Linz, die „bunte Stadt am Rhein“, hat ihren Namen von den vielen bunten Fachwerkhäusern, die das Bild der Altstadt prägen.

In diesem malerischen kleinen Dorf herrscht noch Tradition. Fachwerkhäuser werden nach früheren Vorbildern und Techniken wiederaufgebaut.

Linz wird seit 874 urkundlich erwähnt. Damals wurde die Stadt Linzesce genannt. Im Jahr 1206/14 fand die Grundsteinlegung und Weihe der Pfarrkirche St. Martin statt. Linz liegt an der Mündung der Ahr, die den Zugang zu Basaltsteinbrüchen ermöglichte. Diese Steinbrüche lieferten bereits um 1320 Steine für die Stadtmauern und -tore. Im Jahr 1365 begann der Bau der Zoll- und Festungsburg, initiiert durch den Landesherrn. 1391 brannte Linz bis auf ein Drittel nieder.

Die Ersterwähnung des Neutores war ebenfalls im Jahre 1391 nach dem großen Stadtbrand. In dem Torbogen steht eine Bronzeplastik: Der Linzer Klapperjunge. Die Stadt hat durch Kriege mehrfach den Besitzer gewechselt.

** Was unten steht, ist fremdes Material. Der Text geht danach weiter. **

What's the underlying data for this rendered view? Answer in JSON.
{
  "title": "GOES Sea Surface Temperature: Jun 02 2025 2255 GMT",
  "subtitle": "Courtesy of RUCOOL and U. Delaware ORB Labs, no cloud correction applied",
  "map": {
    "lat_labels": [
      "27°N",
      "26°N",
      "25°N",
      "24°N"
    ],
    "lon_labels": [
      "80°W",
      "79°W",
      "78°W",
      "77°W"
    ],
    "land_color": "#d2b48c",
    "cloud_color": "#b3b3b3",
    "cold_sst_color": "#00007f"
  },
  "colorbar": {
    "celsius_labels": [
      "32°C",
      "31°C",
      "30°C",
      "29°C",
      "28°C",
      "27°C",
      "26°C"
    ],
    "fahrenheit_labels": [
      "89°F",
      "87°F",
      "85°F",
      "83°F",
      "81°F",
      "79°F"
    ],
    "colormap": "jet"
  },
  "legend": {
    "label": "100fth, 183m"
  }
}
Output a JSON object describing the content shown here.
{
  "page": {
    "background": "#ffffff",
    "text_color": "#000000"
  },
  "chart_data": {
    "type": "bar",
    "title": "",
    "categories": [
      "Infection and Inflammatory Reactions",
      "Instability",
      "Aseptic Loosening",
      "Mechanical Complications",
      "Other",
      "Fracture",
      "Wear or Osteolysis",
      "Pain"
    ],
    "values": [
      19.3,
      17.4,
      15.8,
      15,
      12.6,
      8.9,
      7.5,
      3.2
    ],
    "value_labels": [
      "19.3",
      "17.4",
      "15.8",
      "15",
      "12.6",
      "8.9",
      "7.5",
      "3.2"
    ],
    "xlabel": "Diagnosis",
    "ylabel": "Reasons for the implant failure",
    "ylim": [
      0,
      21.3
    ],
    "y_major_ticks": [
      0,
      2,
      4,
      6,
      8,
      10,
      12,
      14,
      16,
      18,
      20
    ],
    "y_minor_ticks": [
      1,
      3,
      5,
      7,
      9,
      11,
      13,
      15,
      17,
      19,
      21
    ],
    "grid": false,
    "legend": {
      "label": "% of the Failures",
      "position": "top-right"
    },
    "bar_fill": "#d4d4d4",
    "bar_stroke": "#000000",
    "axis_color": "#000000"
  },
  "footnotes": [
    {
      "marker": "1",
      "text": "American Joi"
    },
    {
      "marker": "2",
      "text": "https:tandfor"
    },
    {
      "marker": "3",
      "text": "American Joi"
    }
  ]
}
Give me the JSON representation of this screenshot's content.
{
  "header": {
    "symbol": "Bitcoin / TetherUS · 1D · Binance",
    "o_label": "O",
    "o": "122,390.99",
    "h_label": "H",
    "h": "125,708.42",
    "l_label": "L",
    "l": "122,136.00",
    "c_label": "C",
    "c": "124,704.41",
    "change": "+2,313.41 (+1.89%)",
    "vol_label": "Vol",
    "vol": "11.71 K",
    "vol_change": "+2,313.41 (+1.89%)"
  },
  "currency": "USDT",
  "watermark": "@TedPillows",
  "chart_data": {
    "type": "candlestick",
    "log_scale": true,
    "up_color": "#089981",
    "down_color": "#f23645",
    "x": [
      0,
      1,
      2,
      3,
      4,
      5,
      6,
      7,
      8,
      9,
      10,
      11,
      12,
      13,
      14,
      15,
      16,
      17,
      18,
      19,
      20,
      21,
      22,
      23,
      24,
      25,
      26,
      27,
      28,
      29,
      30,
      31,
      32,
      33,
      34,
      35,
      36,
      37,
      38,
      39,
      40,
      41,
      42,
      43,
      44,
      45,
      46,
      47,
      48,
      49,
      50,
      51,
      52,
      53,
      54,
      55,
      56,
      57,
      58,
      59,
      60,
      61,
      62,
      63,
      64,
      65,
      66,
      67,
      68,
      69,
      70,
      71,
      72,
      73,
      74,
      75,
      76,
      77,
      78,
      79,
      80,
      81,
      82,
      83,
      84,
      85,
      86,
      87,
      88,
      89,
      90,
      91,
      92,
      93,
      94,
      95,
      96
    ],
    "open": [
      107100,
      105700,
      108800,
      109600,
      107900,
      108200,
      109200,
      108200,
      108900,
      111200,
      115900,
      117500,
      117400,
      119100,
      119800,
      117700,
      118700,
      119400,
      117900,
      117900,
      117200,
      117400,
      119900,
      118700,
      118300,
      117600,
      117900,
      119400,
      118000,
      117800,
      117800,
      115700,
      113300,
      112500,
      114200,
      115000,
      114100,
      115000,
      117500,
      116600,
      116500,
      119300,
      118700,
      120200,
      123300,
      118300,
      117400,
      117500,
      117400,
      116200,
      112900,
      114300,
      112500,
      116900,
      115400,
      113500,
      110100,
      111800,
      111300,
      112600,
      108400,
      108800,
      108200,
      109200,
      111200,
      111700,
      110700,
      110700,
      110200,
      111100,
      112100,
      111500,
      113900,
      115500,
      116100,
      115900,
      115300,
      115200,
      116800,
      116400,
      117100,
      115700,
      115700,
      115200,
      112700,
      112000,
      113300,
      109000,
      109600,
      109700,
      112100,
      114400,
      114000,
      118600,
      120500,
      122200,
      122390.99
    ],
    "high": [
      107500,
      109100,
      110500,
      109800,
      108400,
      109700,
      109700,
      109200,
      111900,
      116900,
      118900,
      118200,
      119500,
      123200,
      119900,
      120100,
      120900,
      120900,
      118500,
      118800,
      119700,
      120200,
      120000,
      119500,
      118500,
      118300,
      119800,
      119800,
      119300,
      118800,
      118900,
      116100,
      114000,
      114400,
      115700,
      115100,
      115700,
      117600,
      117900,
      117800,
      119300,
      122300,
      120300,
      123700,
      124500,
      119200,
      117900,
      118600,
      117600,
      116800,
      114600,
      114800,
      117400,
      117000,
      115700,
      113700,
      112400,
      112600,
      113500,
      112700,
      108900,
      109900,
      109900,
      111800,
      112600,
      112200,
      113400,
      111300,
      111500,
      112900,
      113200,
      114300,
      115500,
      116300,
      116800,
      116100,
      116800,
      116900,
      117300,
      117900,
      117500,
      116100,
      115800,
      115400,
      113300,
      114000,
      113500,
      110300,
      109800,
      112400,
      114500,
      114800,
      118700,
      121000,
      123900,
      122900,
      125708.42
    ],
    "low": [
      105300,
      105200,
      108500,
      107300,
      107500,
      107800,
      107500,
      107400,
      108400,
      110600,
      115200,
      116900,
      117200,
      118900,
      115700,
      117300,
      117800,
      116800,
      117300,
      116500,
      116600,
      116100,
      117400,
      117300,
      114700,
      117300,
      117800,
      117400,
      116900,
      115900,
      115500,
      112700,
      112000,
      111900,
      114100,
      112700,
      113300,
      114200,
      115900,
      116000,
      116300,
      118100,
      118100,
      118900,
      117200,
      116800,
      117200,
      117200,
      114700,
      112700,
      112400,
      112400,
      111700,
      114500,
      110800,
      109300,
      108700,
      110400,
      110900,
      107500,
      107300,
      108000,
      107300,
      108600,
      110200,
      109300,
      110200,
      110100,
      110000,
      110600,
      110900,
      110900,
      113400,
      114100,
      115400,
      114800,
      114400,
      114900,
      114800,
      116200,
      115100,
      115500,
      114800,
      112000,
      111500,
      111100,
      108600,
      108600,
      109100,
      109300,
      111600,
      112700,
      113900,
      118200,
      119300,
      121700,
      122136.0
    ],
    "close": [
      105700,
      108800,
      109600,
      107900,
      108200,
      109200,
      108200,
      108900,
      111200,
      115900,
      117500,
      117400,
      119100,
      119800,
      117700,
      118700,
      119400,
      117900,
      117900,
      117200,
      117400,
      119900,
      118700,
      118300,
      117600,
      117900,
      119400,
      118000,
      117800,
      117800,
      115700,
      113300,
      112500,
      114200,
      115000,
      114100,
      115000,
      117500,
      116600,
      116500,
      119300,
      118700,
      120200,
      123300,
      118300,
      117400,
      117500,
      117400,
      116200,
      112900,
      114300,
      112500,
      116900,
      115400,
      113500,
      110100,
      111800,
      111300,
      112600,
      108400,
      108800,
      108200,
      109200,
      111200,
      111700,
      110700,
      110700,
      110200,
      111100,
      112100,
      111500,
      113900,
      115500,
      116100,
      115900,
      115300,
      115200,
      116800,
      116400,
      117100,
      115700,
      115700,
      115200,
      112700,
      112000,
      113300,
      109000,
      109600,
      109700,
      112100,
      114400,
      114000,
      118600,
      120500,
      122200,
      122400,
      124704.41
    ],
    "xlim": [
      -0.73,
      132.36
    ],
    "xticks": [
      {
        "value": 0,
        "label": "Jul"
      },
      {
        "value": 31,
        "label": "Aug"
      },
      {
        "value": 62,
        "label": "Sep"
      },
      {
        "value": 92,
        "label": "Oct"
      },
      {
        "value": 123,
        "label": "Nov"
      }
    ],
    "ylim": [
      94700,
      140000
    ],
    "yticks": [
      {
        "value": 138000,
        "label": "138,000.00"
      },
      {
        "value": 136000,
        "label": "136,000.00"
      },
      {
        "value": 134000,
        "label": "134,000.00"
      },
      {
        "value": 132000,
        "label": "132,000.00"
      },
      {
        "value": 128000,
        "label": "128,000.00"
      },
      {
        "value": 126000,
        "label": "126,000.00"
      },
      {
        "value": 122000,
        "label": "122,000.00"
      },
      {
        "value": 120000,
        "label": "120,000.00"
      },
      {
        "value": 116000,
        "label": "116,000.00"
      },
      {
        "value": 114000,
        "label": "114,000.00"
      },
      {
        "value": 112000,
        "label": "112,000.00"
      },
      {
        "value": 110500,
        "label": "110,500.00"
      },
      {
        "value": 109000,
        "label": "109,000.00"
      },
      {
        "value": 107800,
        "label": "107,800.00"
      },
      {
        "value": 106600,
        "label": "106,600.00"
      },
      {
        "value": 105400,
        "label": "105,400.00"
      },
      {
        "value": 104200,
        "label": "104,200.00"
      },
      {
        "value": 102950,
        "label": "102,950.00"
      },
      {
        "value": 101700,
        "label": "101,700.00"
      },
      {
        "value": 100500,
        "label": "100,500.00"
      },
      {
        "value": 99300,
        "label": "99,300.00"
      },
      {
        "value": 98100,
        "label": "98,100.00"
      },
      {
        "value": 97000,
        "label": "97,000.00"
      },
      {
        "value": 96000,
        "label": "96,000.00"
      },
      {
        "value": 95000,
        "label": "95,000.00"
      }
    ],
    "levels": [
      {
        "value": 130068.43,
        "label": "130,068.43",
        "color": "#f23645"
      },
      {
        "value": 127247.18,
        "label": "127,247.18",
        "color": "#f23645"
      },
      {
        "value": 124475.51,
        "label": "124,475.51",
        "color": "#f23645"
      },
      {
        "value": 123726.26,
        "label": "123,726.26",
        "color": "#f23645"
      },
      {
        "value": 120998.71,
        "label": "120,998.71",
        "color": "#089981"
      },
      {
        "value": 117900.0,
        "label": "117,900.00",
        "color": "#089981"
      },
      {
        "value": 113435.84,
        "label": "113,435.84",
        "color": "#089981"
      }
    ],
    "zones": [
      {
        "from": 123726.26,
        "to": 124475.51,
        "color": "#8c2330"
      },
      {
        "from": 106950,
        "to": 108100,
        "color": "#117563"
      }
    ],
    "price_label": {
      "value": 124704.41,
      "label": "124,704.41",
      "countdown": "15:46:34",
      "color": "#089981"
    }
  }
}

Im Neusser Krieg (1475) wurde sie von kaiserlichen Truppen besetzt. Im Kölner Krieg (1583) und 1632 übernahmen die Schweden die Kontrolle. Im Jahr 1815 wurde Linz preußisch. In der Zwischenzeit ließen sich auch die Servitinnen und Kapuziner in Linz nieder.